---------------------------25.dk---------------------------
Bu sahnenin başlangıcında karakter, eşinden aldığı aldatma haberi sonucu öfkeli ve üzgün bir şekilde evlerinin yakınındaki ağaçlıkta doğru hızlı hızlı yürüyor. Önce biraz yokuş çıktıktan sonra (ağaçlığın başlangıcı) bu resimdeki çekimin yapıldığı sahneye geliyoruz. Beni bu sahnede vuran şey ise, sahnede; karakter öfke ve üzüntü (ihanet) ile ne yapacağını bilmezken bu ağaçlık alanda karanlık görünüm tasviri ile sanki uzaktan bakıldığında gövdesinin bu ağaçlarla bazen ayrıt edilemiyor oluşu onun bu ihanet sonrası yürüyüşte ormana karışıp yok olarak kaybolduğu ve aslında o an bunu istemesi şeklinde hissettim.

---------------------------39.dk---------------------------
Bu sahnede, eşine ihanet ettiğini söyleyen ve söylediklerinin arkasından gelen yıkımın henüz gelmemesinden endişe ile bekleyen karakterin içeriye, eşinin yanına gitmeden önce; lavabonun orada önce işaret ve orta parmağını lavabo mermerine dokunması ve biraz öyle kalması sonrasında ise dönüp lavabo mermerine yaslanması ve biraz duraksaması… Bu, o an içerisinde boğulduğu; korkuyu ve bir an önce gelmesinin istediği kıymetinin bekleyişini iyi hissettirdi bana.

---------------------------39.dk---------------------------
Bu görseldeki sahneden önceki sahnede, ihanet eden kadın ve eşi ilerisi için ne yapacaklarını konuşurlar ve ikisi için de karanlık şeyler vardır artık gelecekte.

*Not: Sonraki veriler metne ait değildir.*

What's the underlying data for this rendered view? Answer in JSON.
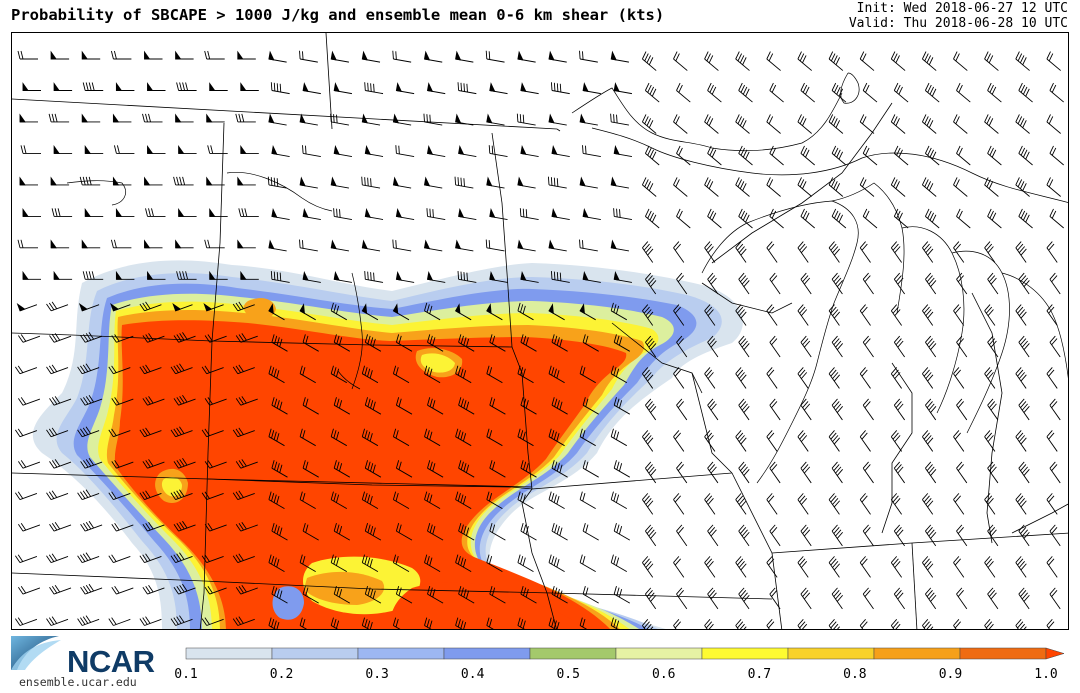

Bu ilk “ne olacak bundan sonra?” konuşması olsa da aslında tem net bir şey olmaz konuşmada. Eşi, Kadının kendini bekleyen karanlık şeyin ne olduğunu bilse de kadını sevdiğinden dolayı onun da kendisini etkileyecek bu karanlık şeye katılımını istedi. Fikrini sorar gibi yaptıysa da kendi düşündüğü şeyin kadının söylemesini istedi. Anca kadın, ihanet ettiğini söylese de, bunun suçlusunun adam olduğunu ve onun kendisi olamadığından dolayı bu ilişkinin bu noktaya geldiğini üstü çok yoğun kapalı bir şekilde söylemeye çalışır. Ancak adam bunu ciddiye almaz ve kadının yaptığı konuşmayı karanlık şeyden kaçmak için kendisini sinir etmeye çalışması olarak görür. Ve o akşam, konuşma sonlanmadan ve genel bir şeyler netleşmeden yatarlar. İşte bu sahnede de; bu konuşma sabahını gösterir. Ben de bu konuşmanın ardında kalan karanlığı erteleyen kadın ve eşi arasında karanlığı içinde barındıran belirsizlik sisini hissettirdi. Ancak, sisin içinde bekleyen bu karanlık şey ikisi için de farkında oldukları, bildikleri bir şey. O zaman sis niye var? Sanırım bazen ihtimaller için gerekli zaman, bu sis ile içinde herkesin bildiği karanlık şey arasında dolaşır.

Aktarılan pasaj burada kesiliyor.